Mistral Le Chat handles most of my research now. French-headquartered, GDPR compliant, open-source models, Deep Research mode with proper citations. For the hardest analytical work, I still use Claude. Between them, I get EU sovereignty for most tasks and the best available reasoning when I need it.

What replaced Comet for in-browser AI?

Brave Leo, already built into the Brave browser. Zero data retention, multiple model choices, no setup. For active browsing tasks (clicking, navigating, filling forms), Claude in Chrome works inside Brave and covers what Comet used to do. Full comparison in my ethical alternatives guide.

Is GreenPT reliable enough to use?

For general drafting and conversation, yes. For research or anything where accuracy counts, verify everything. GreenPT runs smaller models that produce more factual errors than frontier tools. The environmental credentials are the best I've found anywhere. I keep it in the stack because I want the approach to succeed, and the models will improve. But I wouldn't trust it for work that needs to be right first time.

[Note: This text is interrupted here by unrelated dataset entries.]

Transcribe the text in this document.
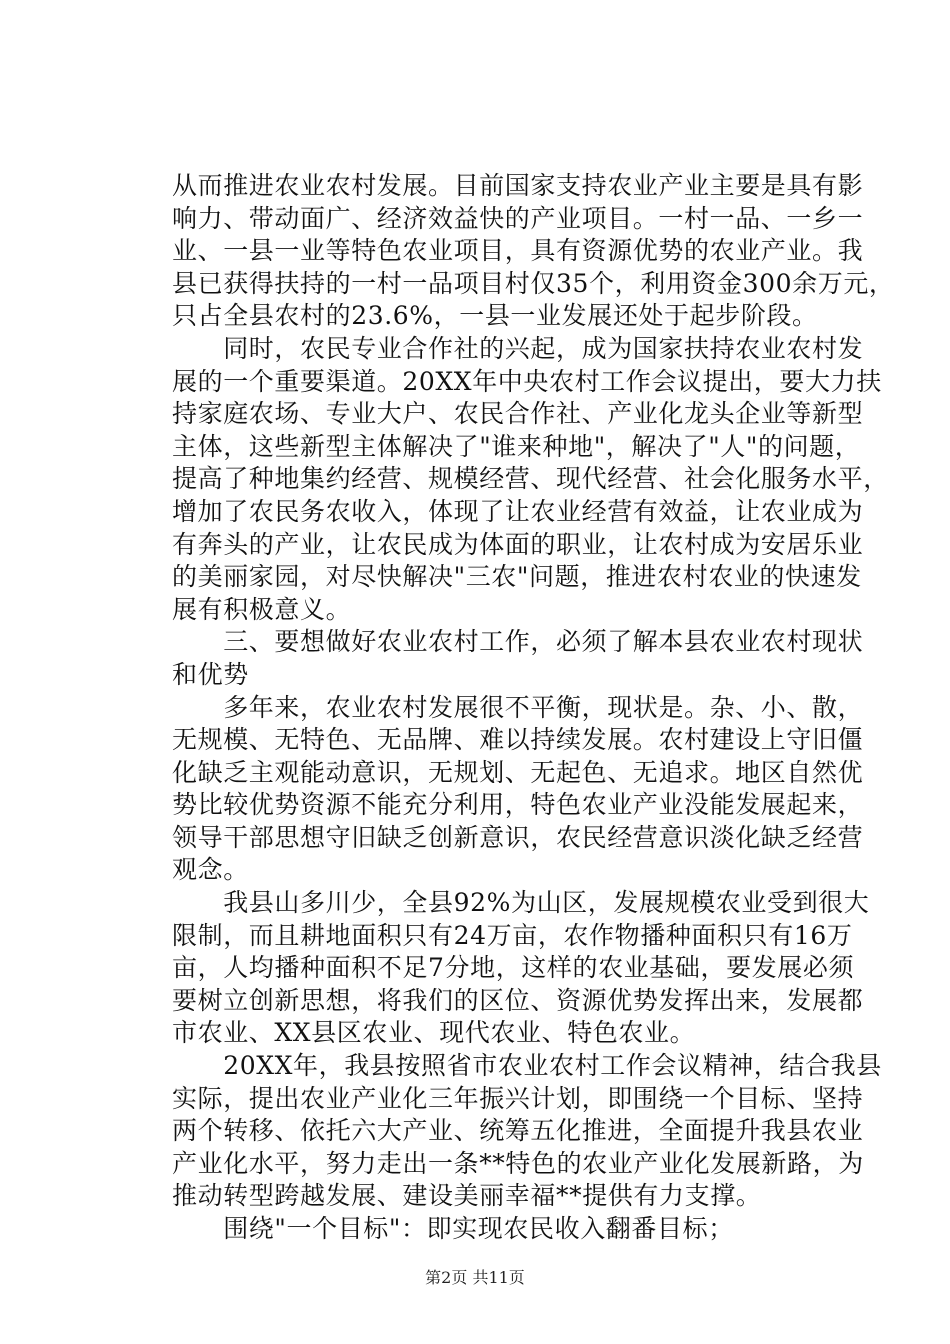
从而推进农业农村发展。目前国家支持农业产业主要是具有影
响力、带动面广、经济效益快的产业项目。一村一品、一乡一
业、一县一业等特色农业项目，具有资源优势的农业产业。我
县已获得扶持的一村一品项目村仅35个，利用资金300余万元，
只占全县农村的23.6%，一县一业发展还处于起步阶段。
　　同时，农民专业合作社的兴起，成为国家扶持农业农村发
展的一个重要渠道。20XX年中央农村工作会议提出，要大力扶
持家庭农场、专业大户、农民合作社、产业化龙头企业等新型
主体，这些新型主体解决了"谁来种地"，解决了"人"的问题，
提高了种地集约经营、规模经营、现代经营、社会化服务水平，
增加了农民务农收入，体现了让农业经营有效益，让农业成为
有奔头的产业，让农民成为体面的职业，让农村成为安居乐业
的美丽家园，对尽快解决"三农"问题，推进农村农业的快速发
展有积极意义。
　　三、要想做好农业农村工作，必须了解本县农业农村现状
和优势
　　多年来，农业农村发展很不平衡，现状是。杂、小、散，
无规模、无特色、无品牌、难以持续发展。农村建设上守旧僵
化缺乏主观能动意识，无规划、无起色、无追求。地区自然优
势比较优势资源不能充分利用，特色农业产业没能发展起来，
领导干部思想守旧缺乏创新意识，农民经营意识淡化缺乏经营
观念。
　　我县山多川少，全县92%为山区，发展规模农业受到很大
限制，而且耕地面积只有24万亩，农作物播种面积只有16万
亩，人均播种面积不足7分地，这样的农业基础，要发展必须
要树立创新思想，将我们的区位、资源优势发挥出来，发展都
市农业、XX县区农业、现代农业、特色农业。
　　20XX年，我县按照省市农业农村工作会议精神，结合我县
实际，提出农业产业化三年振兴计划，即围绕一个目标、坚持
两个转移、依托六大产业、统筹五化推进，全面提升我县农业
产业化水平，努力走出一条**特色的农业产业化发展新路，为
推动转型跨越发展、建设美丽幸福**提供有力支撑。
　　围绕"一个目标"：即实现农民收入翻番目标；
第2页 共11页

What are the ethical principles behind this stack?

I don't input identifiable client data into any AI tool. Any tool scoring below three stars on my ethics criteria gets excluded. I prefer EU/Swiss jurisdiction, independent or open-source ownership, transparent data practices, and tools that run on renewable energy where possible. I've written the full scoring methodology in my ethical AI alternatives guide. Beyond the technical criteria, I also consider the broader question of who profits from the tools I use and what they do with that influence. That's why the ChatGPT and Perplexity decisions went beyond data policy into questions about political donations, military contracts, and corporate behaviour. When We Stop Trusting Humans covers why these questions go deeper than personal preference.

Can I use multiple AI tools together?

Yes, and I'd recommend it. My own setup combines Mistral Le Chat (EU research), Claude (complex analysis), GreenPT (drafting with environmental credentials), and Brave Leo (in-browser work). Spreading your work across tools means you get EU sovereignty for most tasks, the best reasoning when you need it, and you're not locked into any single provider.